Fig. 4. A new monoclonal antibody to image endogenous mouse MLKL.

a Mouse MLKL domain architecture showing the immunogens or epitopes for the tested anti-MLKL antibodies. b Quantitation of the percentage of gated signals for the tested MLKL antibodies. c Quantitation of specific signal abundance produced by the tested MLKL antibodies on methanol-fixed (MeOH) or paraformaldehyde-fixed (PFA) MDFs. The number of cells imaged (N) to generate each signal-to-noise curve is shown. d Micrographs of immunofluorescent signals for the tested MLKL antibodies on MDFs.
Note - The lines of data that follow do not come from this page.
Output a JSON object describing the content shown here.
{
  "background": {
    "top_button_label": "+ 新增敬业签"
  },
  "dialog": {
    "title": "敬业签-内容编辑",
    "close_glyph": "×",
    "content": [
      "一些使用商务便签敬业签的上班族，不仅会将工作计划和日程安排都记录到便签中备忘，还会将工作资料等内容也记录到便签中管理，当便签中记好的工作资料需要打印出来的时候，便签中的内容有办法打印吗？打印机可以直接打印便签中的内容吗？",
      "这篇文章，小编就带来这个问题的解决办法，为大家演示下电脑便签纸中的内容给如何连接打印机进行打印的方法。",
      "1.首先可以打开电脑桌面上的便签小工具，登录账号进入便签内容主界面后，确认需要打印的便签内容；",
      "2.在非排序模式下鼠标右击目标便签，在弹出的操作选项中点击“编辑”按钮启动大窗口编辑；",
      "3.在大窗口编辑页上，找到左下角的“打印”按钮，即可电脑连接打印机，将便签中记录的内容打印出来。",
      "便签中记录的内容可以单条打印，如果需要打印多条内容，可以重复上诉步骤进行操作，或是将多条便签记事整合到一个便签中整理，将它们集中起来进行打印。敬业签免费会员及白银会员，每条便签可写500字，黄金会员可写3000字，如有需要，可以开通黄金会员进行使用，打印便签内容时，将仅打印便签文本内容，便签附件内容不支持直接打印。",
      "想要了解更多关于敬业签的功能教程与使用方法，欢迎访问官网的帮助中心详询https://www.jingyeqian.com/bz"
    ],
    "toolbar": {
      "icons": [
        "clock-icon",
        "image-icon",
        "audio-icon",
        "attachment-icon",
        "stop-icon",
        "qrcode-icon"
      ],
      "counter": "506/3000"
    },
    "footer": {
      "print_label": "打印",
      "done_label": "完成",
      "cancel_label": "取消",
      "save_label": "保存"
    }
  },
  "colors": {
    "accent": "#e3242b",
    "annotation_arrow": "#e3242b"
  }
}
As indicated by each pseudocolour look-up-table, only immunosignals within the respective gate in panel c were visualised. Data are representative of n = 3 (in-house clone 5A6) and n = 2 (Abcam clone EPR9515(2), Millipore MABC1158/clone 7C6.1 and Cell Signaling Technology clone D6E3G) independent experiments. Nuclei were detected by Hoechst 33342 staining and are demarked by white outlines in micrographs. Immunoblot using the tested MLKL antibodies against lysates from wild-type versus Mlkl^−/− MDFs (e) and from lysates of wild-type versus Mlkl^−/− mouse spleen, small intestine and colon (f). Closed arrowheads indicate the main specific band. Asterisks indicate non-specific bands that could otherwise confound data interpretation. Open arrowheads indicate other specific bands of interest. Immunoblots were re-probed for GAPDH as loading control. g Micrographs of clone 5A6 immunosignals on methanol- or paraformaldehyde-fixed sections of the wild-type versus Mlkl^−/− mouse spleen, small intestine and liver. Data are representative of n = 2 mice per genotype. In the spleen, MLKL expression was noted in the red pulp, but not the white pulp. In the small intestine, MLKL expression was observed both in epithelial cells and subepithelial cell types in villi. In comparison, MLKL expression was more restricted in the liver; being primarily observed in perivascular regions such as the portal area and in parenchymal cells that resemble Kupffer cells (exemplified by arrows).